Nick Quah: Absolutely.
Tiffany Hansen: Last one here, let's get to Lost Notes really quickly.
Nick Quah: Yes. Lost Notes, it's the fourth season. I really love this anthology show. They do music documentaries basically, that tends to center on Los Angeles. It comes from KCRW, which is a Santa Monica station. In this fourth season, it's hosted by Novena Carmel and Michael Barnes. They're specifically looking at the backdrop of the LA's soul and R&B scenes between the '50s and the '70s. They produced essentially a set of eight or nine stories, around there, that try to tie various songs that you might know of and how it found those roots in the soul and R&B scenes during that era. I think it opens with an episode about the song Tainted Love which was, I think largely known as an '80s anthem, but was originally a, I think 1964, 1965 B-side by Gloria Jones.
Tiffany Hansen: Nice.
Nick Quah: Chasing that history is super fun.
Tiffany Hansen: Nice.
Nick Quah: If you like that kind of thing, it's a great show. Go back, listen to all seasons. It's back-to-back. It's a really, really lovely document.

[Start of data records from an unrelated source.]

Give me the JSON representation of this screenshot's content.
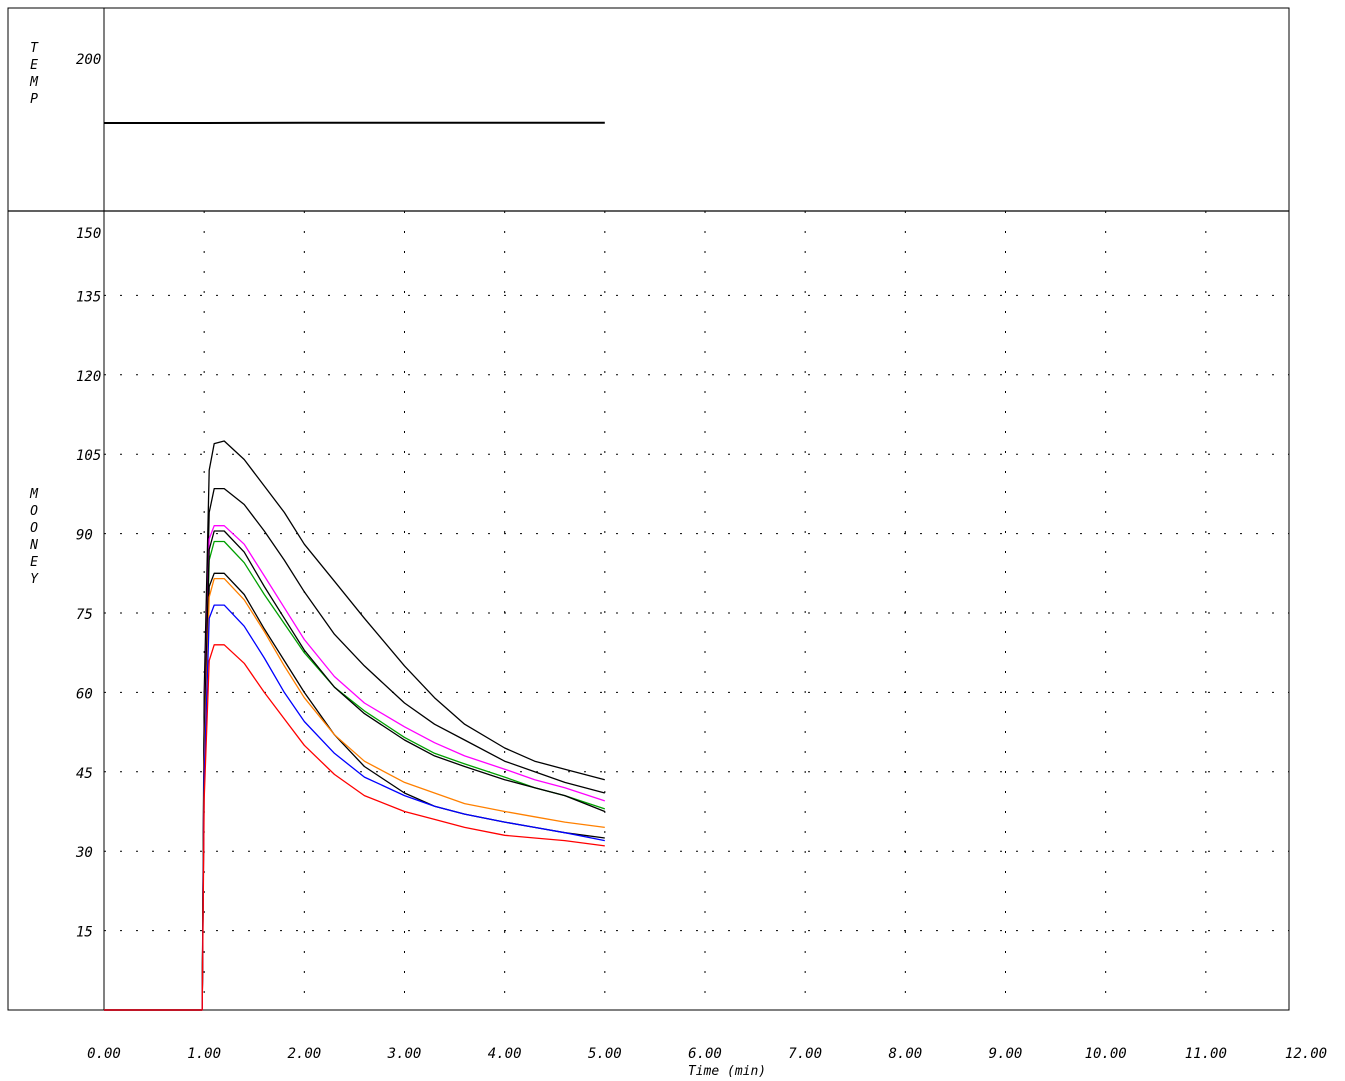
{
  "chart_data": [
    {
      "type": "line",
      "panel": "temperature",
      "ylabel": "TEMP",
      "y_tick_labels": [
        "200"
      ],
      "ylim": [
        140,
        215
      ],
      "grid": false,
      "series": [
        {
          "color": "#000000",
          "x": [
            0.0,
            1.0,
            2.0,
            3.0,
            4.0,
            5.0
          ],
          "y": [
            172.5,
            172.5,
            172.6,
            172.6,
            172.6,
            172.6
          ]
        }
      ]
    },
    {
      "type": "line",
      "panel": "mooney",
      "ylabel": "MOONEY",
      "xlabel": "Time  (min)",
      "xlim": [
        0,
        12
      ],
      "ylim": [
        0,
        150
      ],
      "x_tick_labels": [
        "0.00",
        "1.00",
        "2.00",
        "3.00",
        "4.00",
        "5.00",
        "6.00",
        "7.00",
        "8.00",
        "9.00",
        "10.00",
        "11.00",
        "12.00"
      ],
      "y_tick_labels": [
        "15",
        "30",
        "45",
        "60",
        "75",
        "90",
        "105",
        "120",
        "135",
        "150"
      ],
      "grid": true,
      "series": [
        {
          "color": "#000000",
          "x": [
            0.0,
            0.98,
            1.0,
            1.05,
            1.1,
            1.2,
            1.4,
            1.6,
            1.8,
            2.0,
            2.3,
            2.6,
            3.0,
            3.3,
            3.6,
            4.0,
            4.3,
            4.6,
            5.0
          ],
          "y": [
            0,
            0,
            60,
            102,
            107,
            107.5,
            104,
            99,
            94,
            88,
            81,
            74,
            65,
            59,
            54,
            49.5,
            47,
            45.5,
            43.5
          ]
        },
        {
          "color": "#000000",
          "x": [
            0.0,
            0.98,
            1.0,
            1.05,
            1.1,
            1.2,
            1.4,
            1.6,
            1.8,
            2.0,
            2.3,
            2.6,
            3.0,
            3.3,
            3.6,
            4.0,
            4.3,
            4.6,
            5.0
          ],
          "y": [
            0,
            0,
            55,
            94,
            98.5,
            98.5,
            95.5,
            90.5,
            85,
            79,
            71,
            65,
            58,
            54,
            51,
            47,
            45,
            43,
            41
          ]
        },
        {
          "color": "#ff00ff",
          "x": [
            0.0,
            0.98,
            1.0,
            1.05,
            1.1,
            1.2,
            1.4,
            1.6,
            1.8,
            2.0,
            2.3,
            2.6,
            3.0,
            3.3,
            3.6,
            4.0,
            4.3,
            4.6,
            5.0
          ],
          "y": [
            0,
            0,
            52,
            89,
            91.5,
            91.5,
            88,
            82,
            76,
            70,
            63,
            58,
            53.5,
            50.5,
            48,
            45.5,
            43.5,
            42,
            39.5
          ]
        },
        {
          "color": "#00a000",
          "x": [
            0.0,
            0.98,
            1.0,
            1.05,
            1.1,
            1.2,
            1.4,
            1.6,
            1.8,
            2.0,
            2.3,
            2.6,
            3.0,
            3.3,
            3.6,
            4.0,
            4.3,
            4.6,
            5.0
          ],
          "y": [
            0,
            0,
            50,
            85,
            88.5,
            88.5,
            84.5,
            78.5,
            73,
            67.5,
            61,
            56.5,
            51.5,
            48.5,
            46.5,
            44,
            42,
            40.5,
            38
          ]
        },
        {
          "color": "#000000",
          "x": [
            0.0,
            0.98,
            1.0,
            1.05,
            1.1,
            1.2,
            1.4,
            1.6,
            1.8,
            2.0,
            2.3,
            2.6,
            3.0,
            3.3,
            3.6,
            4.0,
            4.3,
            4.6,
            5.0
          ],
          "y": [
            0,
            0,
            51,
            87,
            90.5,
            90.5,
            86.5,
            80,
            74,
            68,
            61,
            56,
            51,
            48,
            46,
            43.5,
            42,
            40.5,
            37.5
          ]
        },
        {
          "color": "#000000",
          "x": [
            0.0,
            0.98,
            1.0,
            1.05,
            1.1,
            1.2,
            1.4,
            1.6,
            1.8,
            2.0,
            2.3,
            2.6,
            3.0,
            3.3,
            3.6,
            4.0,
            4.3,
            4.6,
            5.0
          ],
          "y": [
            0,
            0,
            48,
            80,
            82.5,
            82.5,
            78.5,
            72,
            66,
            60,
            52,
            46,
            41,
            38.5,
            37,
            35.5,
            34.5,
            33.5,
            32.5
          ]
        },
        {
          "color": "#ff8000",
          "x": [
            0.0,
            0.98,
            1.0,
            1.05,
            1.1,
            1.2,
            1.4,
            1.6,
            1.8,
            2.0,
            2.3,
            2.6,
            3.0,
            3.3,
            3.6,
            4.0,
            4.3,
            4.6,
            5.0
          ],
          "y": [
            0,
            0,
            46,
            78,
            81.5,
            81.5,
            77.5,
            71.5,
            65,
            59,
            52,
            47,
            43,
            41,
            39,
            37.5,
            36.5,
            35.5,
            34.5
          ]
        },
        {
          "color": "#0000ff",
          "x": [
            0.0,
            0.98,
            1.0,
            1.05,
            1.1,
            1.2,
            1.4,
            1.6,
            1.8,
            2.0,
            2.3,
            2.6,
            3.0,
            3.3,
            3.6,
            4.0,
            4.3,
            4.6,
            5.0
          ],
          "y": [
            0,
            0,
            44,
            74,
            76.5,
            76.5,
            72.5,
            66.5,
            60,
            54.5,
            48.5,
            44,
            40.5,
            38.5,
            37,
            35.5,
            34.5,
            33.5,
            32
          ]
        },
        {
          "color": "#ff0000",
          "x": [
            0.0,
            0.98,
            1.0,
            1.05,
            1.1,
            1.2,
            1.4,
            1.6,
            1.8,
            2.0,
            2.3,
            2.6,
            3.0,
            3.3,
            3.6,
            4.0,
            4.3,
            4.6,
            5.0
          ],
          "y": [
            0,
            0,
            40,
            66,
            69,
            69,
            65.5,
            60,
            55,
            50,
            44.5,
            40.5,
            37.5,
            36,
            34.5,
            33,
            32.5,
            32,
            31
          ]
        }
      ]
    }
  ]
}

Tiffany Hansen: Nick Quah, thank you so much for your time today.
Nick Quah: My pleasure. Thanks for having me.
Tiffany Hansen: Nick is podcast critic for Vulture and New York Magazine. Listeners, fear not, we will have all of these podcasts recommendations and the book recommendations from Jordan Lauf on our website. You can always find all of that there. Coming up tomorrow, a nice day for Billy Idol. He's on tour to celebrate the 40th anniversary of Rebel Yell. He will be in studio to discuss. Join us tomorrow. I'm Tiffany Hansen filling in for Alison Stewart. This is All Of It.